Even this conservative USDA report impacts world corn supplies –but the worst is yet to come. Initially, the USDA expected world corn inventories (excluding China) to jump from 115 million tonnes to 122 million tonnes. The current USDA report slashes world corn inventory to 98.6 million tonnes. This is the third consecutive fall in corn inventories and makes for a world (excluding China) stocks-to-use ratio of 11.5% --but even this is based on overly optimistic USDA supply forecasts.
Based on our more realistic corn yield and planted acreage estimates, the fall in US corn inventories will only be partly counterbalanced by larger Brazilian and Argentine harvests. World non-China inventories are likely to fall to around 85 million tonnes, and the stocks-to-use ratio near the inflationary 10% level.

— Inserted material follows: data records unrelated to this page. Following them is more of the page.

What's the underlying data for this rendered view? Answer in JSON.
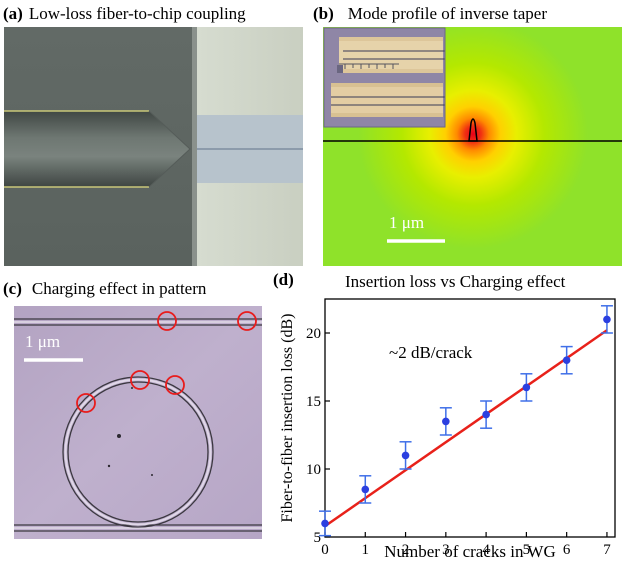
{
  "panels": {
    "a": {
      "letter": "(a)",
      "title": "Low-loss fiber-to-chip coupling"
    },
    "b": {
      "letter": "(b)",
      "title": "Mode profile of inverse taper",
      "scale_label": "1 μm"
    },
    "c": {
      "letter": "(c)",
      "title": "Charging effect in pattern",
      "scale_label": "1 μm"
    },
    "d": {
      "letter": "(d)",
      "title": "Insertion loss vs Charging effect",
      "annotation": "~2 dB/crack"
    }
  },
  "colors": {
    "fit_line": "#e8211a",
    "points": "#2b3fe0",
    "error_bars": "#3f6fe8",
    "crack_marker": "#e81c1c"
  },
  "chart_data": {
    "type": "scatter",
    "title": "Insertion loss vs Charging effect",
    "xlabel": "Number of cracks in WG",
    "ylabel": "Fiber-to-fiber insertion loss (dB)",
    "xlim": [
      0,
      7.2
    ],
    "ylim": [
      5,
      22.5
    ],
    "xticks": [
      0,
      1,
      2,
      3,
      4,
      5,
      6,
      7
    ],
    "yticks": [
      5,
      10,
      15,
      20
    ],
    "points": [
      {
        "x": 0,
        "y": 6.0,
        "err": 0.9
      },
      {
        "x": 1,
        "y": 8.5,
        "err": 1.0
      },
      {
        "x": 2,
        "y": 11.0,
        "err": 1.0
      },
      {
        "x": 3,
        "y": 13.5,
        "err": 1.0
      },
      {
        "x": 4,
        "y": 14.0,
        "err": 1.0
      },
      {
        "x": 5,
        "y": 16.0,
        "err": 1.0
      },
      {
        "x": 6,
        "y": 18.0,
        "err": 1.0
      },
      {
        "x": 7,
        "y": 21.0,
        "err": 1.0
      }
    ],
    "fit": {
      "x": [
        0,
        7
      ],
      "y": [
        5.8,
        20.2
      ]
    },
    "annotation": "~2 dB/crack"
  }
}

Over the longer-term, we are now well into the first chapter of a multi-year bull market. Corn's impending H2 2019 foray into the US$5.00/bushel to US$6.00/bushel range will be the first of several peaks followed by retreats and new advances. The market will only enter a late, inflationary phase with new price records after China exhausts its corn inventories sometime in the early 2020s –and this could coincide with India becoming a major world market buyer of corn, soya beans or both.
For now, many of these supply-side adjustments will be made in two phases. First, in late June the USDA will adjust actual corn planted acreage based on on a ground-level, more realistic survey. Second, while important corn crop yield adjustments start in July, this crop's late planting mean that price-moving crop yield changes will more likely be made official in August or even September.
Indeed, several weeks of good June growing weather could even see a deflationary upward revision in corn yields during July followed by a dip towards 160bushel/acre levels in August or September. Any other outcome assumes that after extremely late corn planting, several months of ideal growing weather will coincide with a late Fall frost in northern corn belt regions. Such coincidences are always possible, but not likely to occur.
Hence, given the USDA's tendency to over-estimate crop sizes early on and the realities of late June planting, it appears that American farm statistics have done buyers a favor. Even though corn's price jumped to US$4.30/bushel on the latest report, its conservative estimates will prevent corn from going into the US$5.00/bushel to US$6.00/bushel range until Q3 is well underway. Consider this your last corn buying opportunity before the market roller coaster gets volatile –in an upward direction.